State Budget Woes Hit Teacher Professional Development
The Odyssey School in Denver is a unique school with a common problem—like many schools across the country, the school’s funding level has dropped.
Odyssey, a charter school that has 225 students in kindergarten through eighth grade, focuses on project-based learning, which often takes classes outside of the school building. Students are just as likely to be taking water samples from a local river as they are to be sitting at tables discussing the pros and cons of randomized drug trial statistics in math class.
Executive Director Marcia Fulton said each child takes his or her own unique odyssey at the school. Odyssey is part of the Expeditionary Learning Schools Network. The network is comprised of almost 200 schools in more than 30 states that subscribe to the expeditionary model of education, which links classroom lessons to real-world issues and projects.
“Our motto is we are crew, not passengers,” she said. “It’s about all the kids and we care about how they experience education. It’s not just test scores and what they do, but how they get there.”
Odyssey has lost almost $1,000 per student in funding in the past five years. The first victim of those budget cuts across the country is usually professional development.
Professional Development Shrinking
“It does cost,” Fulton said. “It costs to have the professionals in, to pay the teacher’s time, which is so worth it. If you don’t feed the teachers, they’ll eat the children. There was a book called that; I didn’t coin it.”
Odyssey teachers agree that professional development is important.

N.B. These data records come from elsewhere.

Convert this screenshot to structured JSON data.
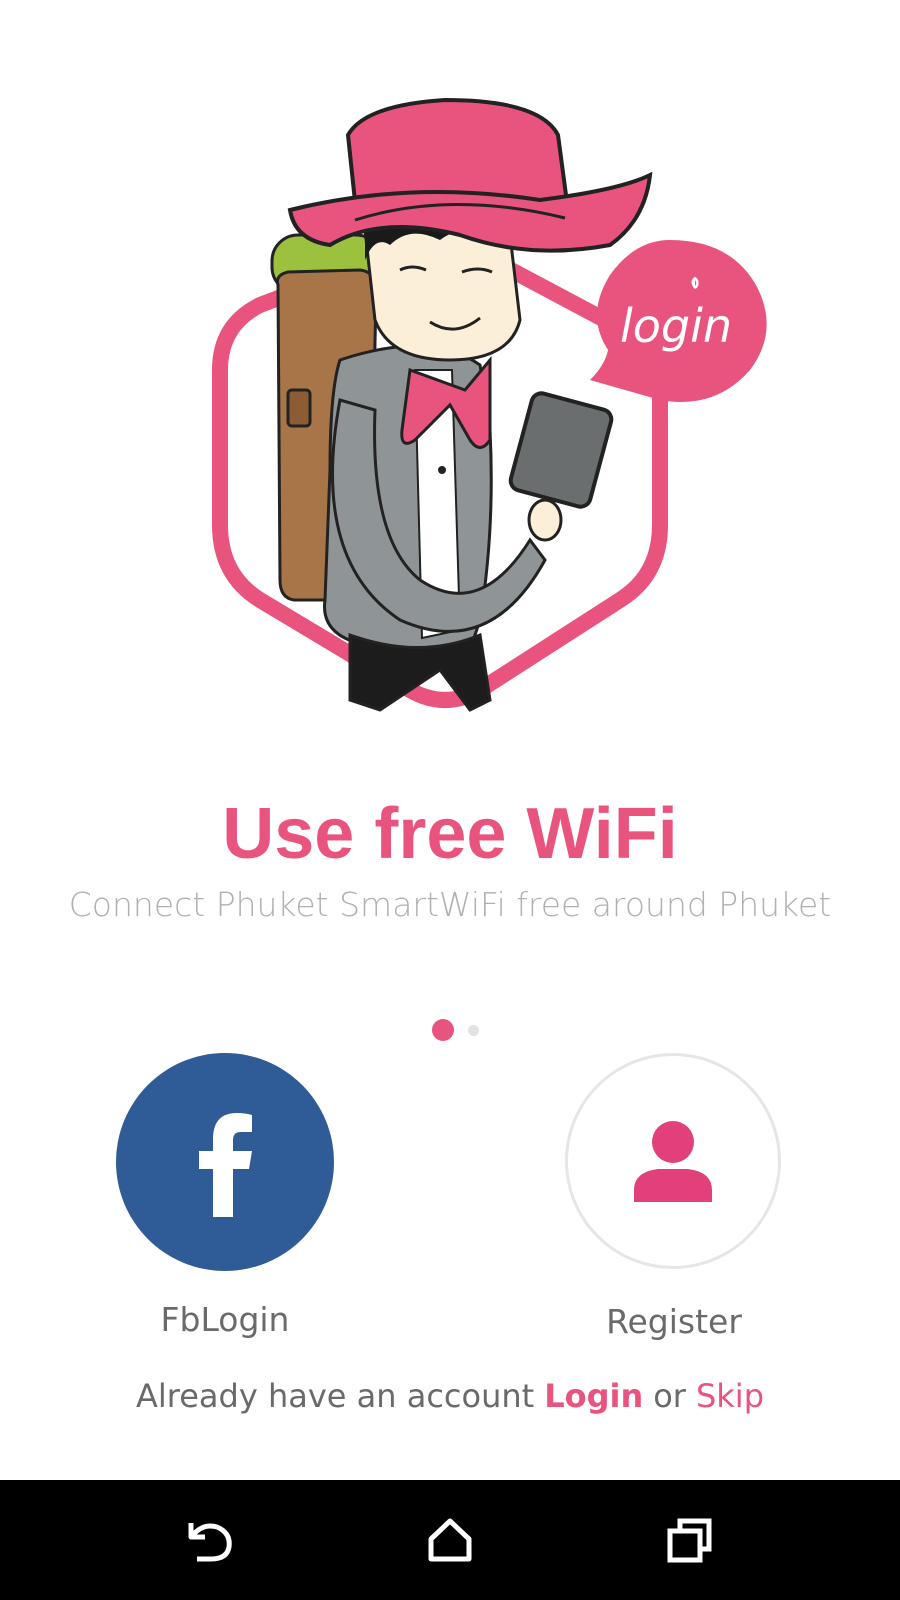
{
  "hero": {
    "bubble_text": "login",
    "headline": "Use free WiFi",
    "subtitle": "Connect Phuket SmartWiFi free around Phuket"
  },
  "pager": {
    "count": 2,
    "active_index": 0
  },
  "actions": {
    "facebook": {
      "label": "FbLogin",
      "icon": "facebook-icon",
      "color": "#2f5b96"
    },
    "register": {
      "label": "Register",
      "icon": "person-icon",
      "color": "#e1407a"
    }
  },
  "account": {
    "prompt": "Already have an account",
    "login_label": "Login",
    "or_text": "or",
    "skip_label": "Skip"
  },
  "navbar": {
    "back_icon": "back-icon",
    "home_icon": "home-icon",
    "recent_icon": "recent-apps-icon"
  },
  "colors": {
    "accent": "#e9547f",
    "facebook_blue": "#2f5b96",
    "subtitle_gray": "#b0b0b0",
    "text_gray": "#6a6a6a"
  }
}
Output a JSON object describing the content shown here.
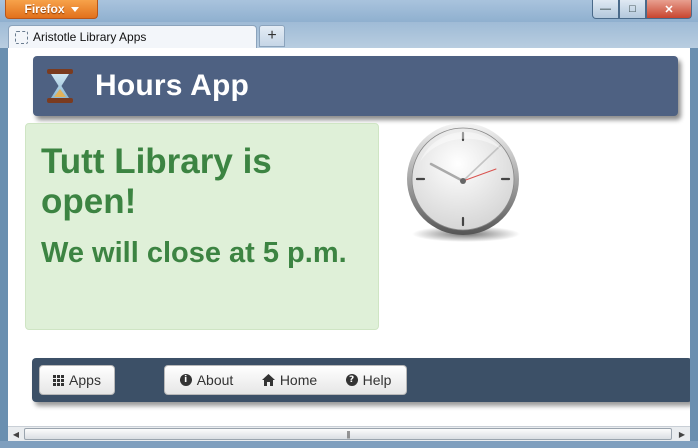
{
  "browser": {
    "menu_label": "Firefox",
    "tab_title": "Aristotle Library Apps",
    "new_tab_symbol": "+",
    "window_controls": {
      "minimize": "—",
      "maximize": "□",
      "close": "✕"
    }
  },
  "header": {
    "title": "Hours App",
    "icon": "hourglass-icon"
  },
  "status": {
    "message": "Tutt Library is open!",
    "closing": "We will close at 5 p.m.",
    "colors": {
      "background": "#dff0d8",
      "text": "#3c8442"
    }
  },
  "footer": {
    "apps_label": "Apps",
    "about_label": "About",
    "home_label": "Home",
    "help_label": "Help"
  },
  "scrollbar": {
    "grip": "|||"
  },
  "colors": {
    "header": "#4e6182",
    "footer": "#3c5067",
    "firefox_orange": "#e2711c"
  }
}
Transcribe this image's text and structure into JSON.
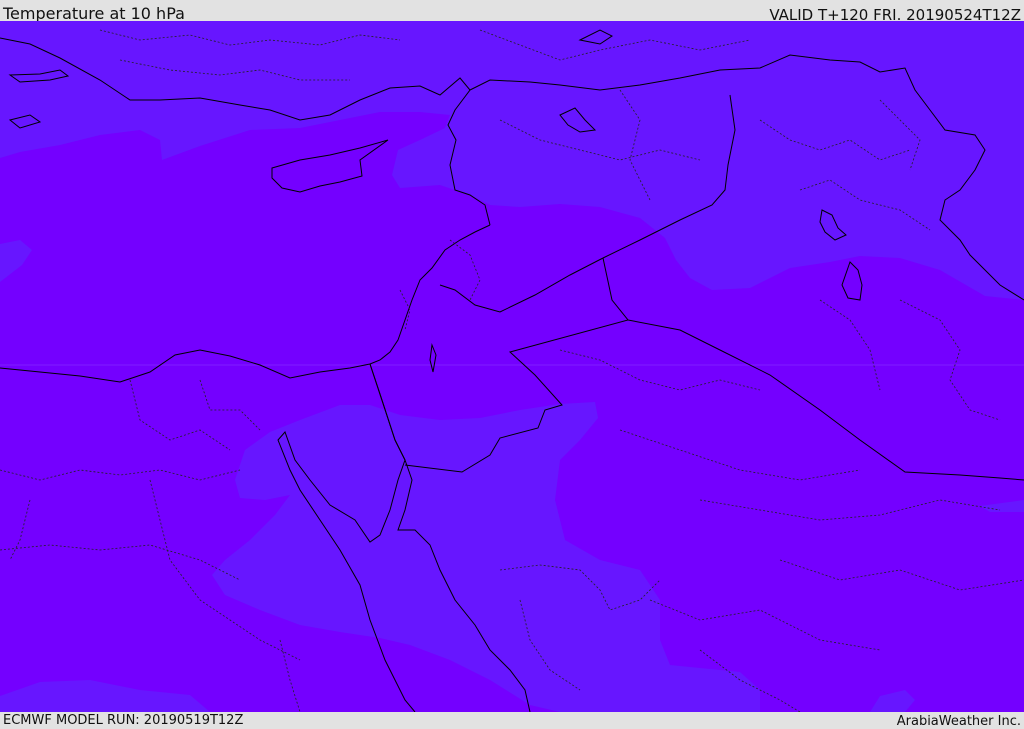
{
  "header": {
    "title": "Temperature at 10 hPa",
    "valid_time": "VALID T+120 FRI. 20190524T12Z"
  },
  "footer": {
    "model_run": "ECMWF MODEL RUN: 20190519T12Z",
    "credit": "ArabiaWeather Inc."
  },
  "map": {
    "region": "Eastern Mediterranean / Middle East",
    "colors": {
      "warm_band": "#7400ff",
      "cool_band": "#6716ff",
      "border": "#000000",
      "admin_border": "#222222"
    }
  }
}
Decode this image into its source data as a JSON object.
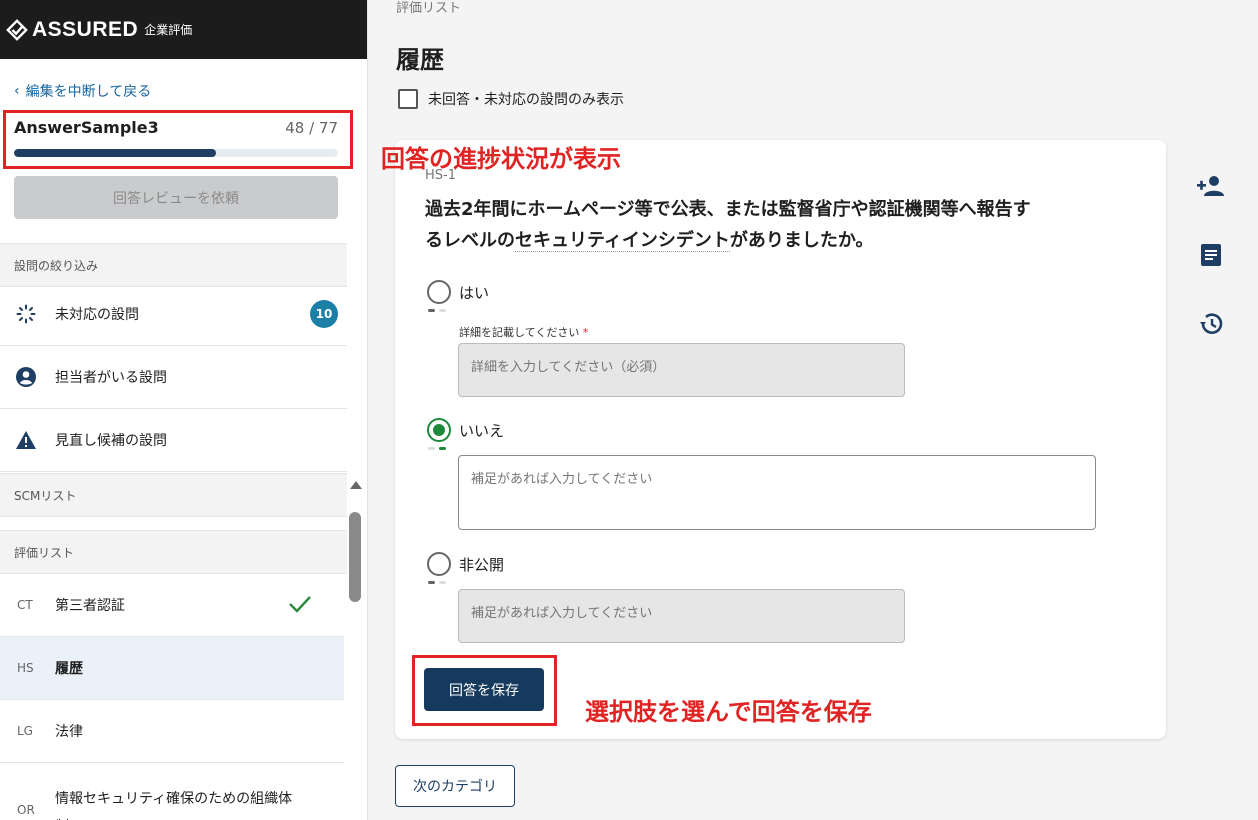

“If we don’t have money for professional development, I think we’d be a totally different school,” said Jon Exall, a sixth-grade teacher. “It would be one thing to say we expect you, as teachers, to do great things. This is the standard. But if there is no professional development to support teachers to get there, it’s a total setup.”
Marjorie Larner is a site professor at the Denver Center for International Studies, a magnet school that stresses a multilingual, multicultural classroom setting. Larner said teachers need to dig deeper into their professional development, the same way students need to go in-depth in the classroom.
“I think what’s best practice in the classroom is what’s best practice in professional development,” she said. “I think (teachers need) enough time so that people can go deep instead of these quick introductions, where they can’t really get anywhere with it, and then they move on.”
A National Problem
“In many cases, professional development has been dismal for teachers in terms that there’s no teacher voice in it, often the programs are designed by others or sold to districts with no input as to what are teachers’ needs,” said Linda Davin, senior policy analyst in the Department of Teacher Quality at the National Education Association. “It’s a very lucrative piece of the school budget, so lots of vendors go after it.”
Not only do teachers often believe the professional development they get isn’t attuned to their needs, but they also don’t have as much time for professional development as their European and Asian counterparts. According to a report from Learning Forward, formerly known as the National Staff Development Council, U.S. teachers spend about 80 percent of their time in the classroom with students. Teachers in Europe and Asia, which have some of the highest performing schools in the world, spend only 60 percent of their time in the classroom.
Tracy Crow, director of communications for Learning Forward, said researchers have a good idea of what high-quality professional development means. Learning Forward helped craft the new definition of professional development that was used in the proposed reauthorization of the federal Elementary and Secondary Education Act.
“Among the things that make professional learning effective is it has to be grounded in the needs of teachers and grounded in the needs of students,” Crow said. “It’s best determined by looking at data about where students are struggling and using that data for educators to say, ‘OK, I see my students have a hard time with measurement concepts. What do I need to be teaching about measurement concepts and do I know enough?’ … It does make a difference, but only if it’s done well.”
Crow said state policymakers need to ask how their state’s goals for schools are tied to professional development.
“There are already structures in place in schools where teachers are participating in professional learning, even though many people right now say professional learning is ineffective,” she said. “It’s an instrument that has the potential to touch all the teachers in a school. Given that, how can we then leverage this tool that’s available to everybody and do it quickly?”
Even though times are tight, said Davin, policymakers and administrators need to realize that cutting professional development for teachers hurts the quality of education students receive.
“Whenever you have a budget shortfall, one of the first things cut is professional learning,” Davin said. “What message does that send to teachers, to policymakers, to the community about professional learning? It pretty much says it’s not important if it can be cut first thing.
“You can’t just have it (professional development) when times are good. It can’t be a matter of chance or luck, because that’s not a good business plan.”